One of Jones' trademarks was to shape natural influences into unique challenges and encourage daring play. Jones designed his courses with what he called a "no risk, no reward" philosophy. He liked to place his greens and hazards in such a way that the golfer was challenged to employ a high level of strategic play.
His use of bunkers was new for the time and has since been copied by many other architects. In the East Course, he use links-style bunkering with lively slopes. The diverse terrain makes for a USGA Course Rating ranging from 65.6 to 72.6. Men have a par of 72, and women a 73.
This course has a tendency to make golf writers giddy. In 1991 Golf Week Magazine claimed Malone Golf Club's front nine was the "Best Pure Classic Nine" in the world. An article in Adirondack Life claimed, "If there is golf in heaven, it must be like the East course."
From greens to sand
Hole five of the front nine is everyone's personal favorite. Badly hit balls fly into the woods. A gully awaits off the tee. The approach shot is to a green that looks the size of a postage stamp, surrounded by sand traps. There are sharp drop-offs both back and left. Have fun!
This is the Malone Redan hole. The first famous one was in North Berwick Golf Links in Scotland, so this might be a legacy of Donald Ross's design. He was a Scot by birth and upbringing. It has been called "fabulously tricky" in execution.
Redan holes require the intense ground play characteristic of links golf. WIth so many slanting surfaces, the idea is to place the ball so it rolls along the varying contours of the green. The golfer must use the grounds to influence the ball's travel until it comes to its resting point in an advantageous spot.

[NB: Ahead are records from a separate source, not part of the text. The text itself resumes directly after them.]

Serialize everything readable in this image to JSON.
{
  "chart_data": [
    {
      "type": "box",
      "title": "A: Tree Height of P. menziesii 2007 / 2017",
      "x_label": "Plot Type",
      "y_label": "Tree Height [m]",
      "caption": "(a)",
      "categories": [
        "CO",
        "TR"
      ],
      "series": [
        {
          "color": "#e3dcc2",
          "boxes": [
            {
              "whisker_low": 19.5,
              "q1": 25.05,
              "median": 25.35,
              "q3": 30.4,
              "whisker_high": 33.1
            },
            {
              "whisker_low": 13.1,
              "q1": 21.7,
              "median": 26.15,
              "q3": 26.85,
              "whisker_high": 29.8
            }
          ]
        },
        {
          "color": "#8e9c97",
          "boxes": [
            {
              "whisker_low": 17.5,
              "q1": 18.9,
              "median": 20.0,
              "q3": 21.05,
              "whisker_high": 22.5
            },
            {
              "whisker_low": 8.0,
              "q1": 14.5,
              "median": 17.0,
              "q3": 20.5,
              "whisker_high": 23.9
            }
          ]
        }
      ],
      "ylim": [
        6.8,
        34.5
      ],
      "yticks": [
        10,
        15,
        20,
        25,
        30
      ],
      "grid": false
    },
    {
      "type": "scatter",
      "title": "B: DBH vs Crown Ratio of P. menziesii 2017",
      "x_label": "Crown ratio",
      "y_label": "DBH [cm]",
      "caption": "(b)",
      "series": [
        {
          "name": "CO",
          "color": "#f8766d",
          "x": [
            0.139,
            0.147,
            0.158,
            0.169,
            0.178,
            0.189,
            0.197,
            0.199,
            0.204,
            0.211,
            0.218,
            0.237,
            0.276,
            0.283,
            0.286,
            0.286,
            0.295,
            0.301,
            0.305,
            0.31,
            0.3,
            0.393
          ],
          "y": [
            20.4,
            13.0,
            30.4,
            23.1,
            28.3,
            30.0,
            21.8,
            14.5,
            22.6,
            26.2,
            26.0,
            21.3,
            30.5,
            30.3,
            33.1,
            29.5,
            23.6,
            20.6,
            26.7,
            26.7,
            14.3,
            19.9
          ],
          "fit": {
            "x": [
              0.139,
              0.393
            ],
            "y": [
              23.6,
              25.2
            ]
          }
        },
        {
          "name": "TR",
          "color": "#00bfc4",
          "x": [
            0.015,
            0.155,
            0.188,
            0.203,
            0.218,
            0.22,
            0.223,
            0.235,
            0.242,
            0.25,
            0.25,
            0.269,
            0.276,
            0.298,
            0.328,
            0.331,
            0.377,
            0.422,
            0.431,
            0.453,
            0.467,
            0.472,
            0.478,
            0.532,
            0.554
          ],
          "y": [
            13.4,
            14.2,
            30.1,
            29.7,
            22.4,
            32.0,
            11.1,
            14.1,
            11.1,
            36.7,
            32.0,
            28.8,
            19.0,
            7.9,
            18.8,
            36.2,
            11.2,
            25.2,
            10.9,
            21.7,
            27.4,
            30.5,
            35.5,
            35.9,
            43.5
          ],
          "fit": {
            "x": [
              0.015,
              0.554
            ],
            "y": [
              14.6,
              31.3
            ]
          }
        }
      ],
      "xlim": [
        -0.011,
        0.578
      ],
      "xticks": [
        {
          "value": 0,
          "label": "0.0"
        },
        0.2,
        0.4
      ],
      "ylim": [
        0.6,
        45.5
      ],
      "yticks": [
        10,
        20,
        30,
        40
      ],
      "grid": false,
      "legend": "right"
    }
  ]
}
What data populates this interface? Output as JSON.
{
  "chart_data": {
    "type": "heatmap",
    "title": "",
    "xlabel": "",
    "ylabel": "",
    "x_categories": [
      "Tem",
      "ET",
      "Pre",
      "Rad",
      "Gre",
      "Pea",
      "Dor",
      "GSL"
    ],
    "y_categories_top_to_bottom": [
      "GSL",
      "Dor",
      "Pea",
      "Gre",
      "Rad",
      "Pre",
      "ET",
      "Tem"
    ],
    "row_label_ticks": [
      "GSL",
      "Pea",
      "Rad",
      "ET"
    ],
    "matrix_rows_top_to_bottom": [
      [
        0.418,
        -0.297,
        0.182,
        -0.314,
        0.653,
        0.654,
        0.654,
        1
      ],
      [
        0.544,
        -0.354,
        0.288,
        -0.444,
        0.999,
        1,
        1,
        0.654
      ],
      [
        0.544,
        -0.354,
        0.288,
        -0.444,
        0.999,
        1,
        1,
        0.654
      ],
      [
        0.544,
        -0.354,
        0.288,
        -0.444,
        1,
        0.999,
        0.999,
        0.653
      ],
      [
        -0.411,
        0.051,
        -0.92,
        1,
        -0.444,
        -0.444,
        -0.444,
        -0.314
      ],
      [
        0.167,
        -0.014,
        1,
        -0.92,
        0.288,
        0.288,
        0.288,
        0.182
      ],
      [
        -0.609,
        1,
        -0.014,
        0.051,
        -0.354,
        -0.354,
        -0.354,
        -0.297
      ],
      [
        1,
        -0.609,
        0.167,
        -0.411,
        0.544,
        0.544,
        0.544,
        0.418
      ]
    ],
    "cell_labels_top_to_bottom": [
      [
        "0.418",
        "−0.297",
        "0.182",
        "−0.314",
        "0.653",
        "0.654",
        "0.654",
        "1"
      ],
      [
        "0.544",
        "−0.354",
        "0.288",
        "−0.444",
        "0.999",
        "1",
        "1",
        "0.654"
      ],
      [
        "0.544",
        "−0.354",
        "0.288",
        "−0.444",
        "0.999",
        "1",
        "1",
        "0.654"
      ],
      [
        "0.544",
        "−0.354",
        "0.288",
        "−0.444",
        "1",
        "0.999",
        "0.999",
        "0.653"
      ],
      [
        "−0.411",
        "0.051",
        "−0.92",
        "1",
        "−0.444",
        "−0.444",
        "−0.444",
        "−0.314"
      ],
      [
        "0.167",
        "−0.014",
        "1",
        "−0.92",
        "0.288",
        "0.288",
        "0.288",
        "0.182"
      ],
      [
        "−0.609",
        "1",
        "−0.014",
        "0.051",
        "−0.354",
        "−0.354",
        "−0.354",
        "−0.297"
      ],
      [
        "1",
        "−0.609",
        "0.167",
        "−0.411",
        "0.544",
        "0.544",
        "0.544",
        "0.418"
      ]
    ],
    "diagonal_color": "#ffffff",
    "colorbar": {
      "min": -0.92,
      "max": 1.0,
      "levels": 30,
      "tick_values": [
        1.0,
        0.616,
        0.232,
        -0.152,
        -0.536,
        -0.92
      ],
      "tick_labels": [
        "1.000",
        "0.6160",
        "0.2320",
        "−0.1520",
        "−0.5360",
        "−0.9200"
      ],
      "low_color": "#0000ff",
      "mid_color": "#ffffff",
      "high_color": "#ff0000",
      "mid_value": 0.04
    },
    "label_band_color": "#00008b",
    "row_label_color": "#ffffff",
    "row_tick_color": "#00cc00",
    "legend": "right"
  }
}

The back nine shows off Robert Trent Jones' love of water hazards. There are 150 yard carries over ponds. Carefully placed sand traps lie in wait. There can be a 90-foot drop from tee to greens.
This is where Mr. Jones create a par five 10th hole known as a "monster." A sweep of fairway cuts through towering pines, and crosses a wide creek. Much of these greens were laid out by nature, first, and remain a fine example of working with the terrain instead of creating it.
The West Course (Par 71) has tighter fairways. It might not look quite as dramatic, but it calls for a golfer's best concentration and execution. Challenges cited are the strong winds, sand bunkers lurking closely around the putting surfaces, and water hazards on nine of the holes.
The front nine's par 4 first hole is a long and lovely straight fairway with tricky slopes and sand traps for those not making a straight approach to the green. A par 3 second hole is nestled in tall trees. A par 5 fifth hole veers left to a raised green. A par 4 eighth hole winds through the trees to a green guarded by a sand bunker.
The back nine revels in natural hazards and demands command of the correct club choices, especially later in the course. The par 4 eleventh hole has a very narrow landing area, demanding a precision tee shot.
There are two challenging water holes, the par 3 thirteenth and par 4 fifteenth. It helps to check the wind speed and direction before reaching for that club.
A side of greens
The Restaurant has become a popular dining spot for golfers and non-golfers alike. The selection ranges from appetizers, salads, and sandwiches to dinner entrees. The strawberry shortcake is served on biscuits, which aficionados agree is the only way to make it, while the pie choices are excellent.
Malone Golf Club offers all the delights of a fine course at very reasonable fees, and golf packages offer a number of amenities.
With two nights of accommodations, there's two days of unlimited golf with cart for first the round. Save even more on extra rounds of golf on the same day. With packages, there are guaranteed tee times good more than 7 days in advance.
Get a discount on an extra day of golf, receive complimentary club storage for both days and a Short Game Clinic by PGA Professionals with an advance appointment. One happy golfer claimed this fixed his slice for him! All nestled in the gorgeous Adirondack foothills.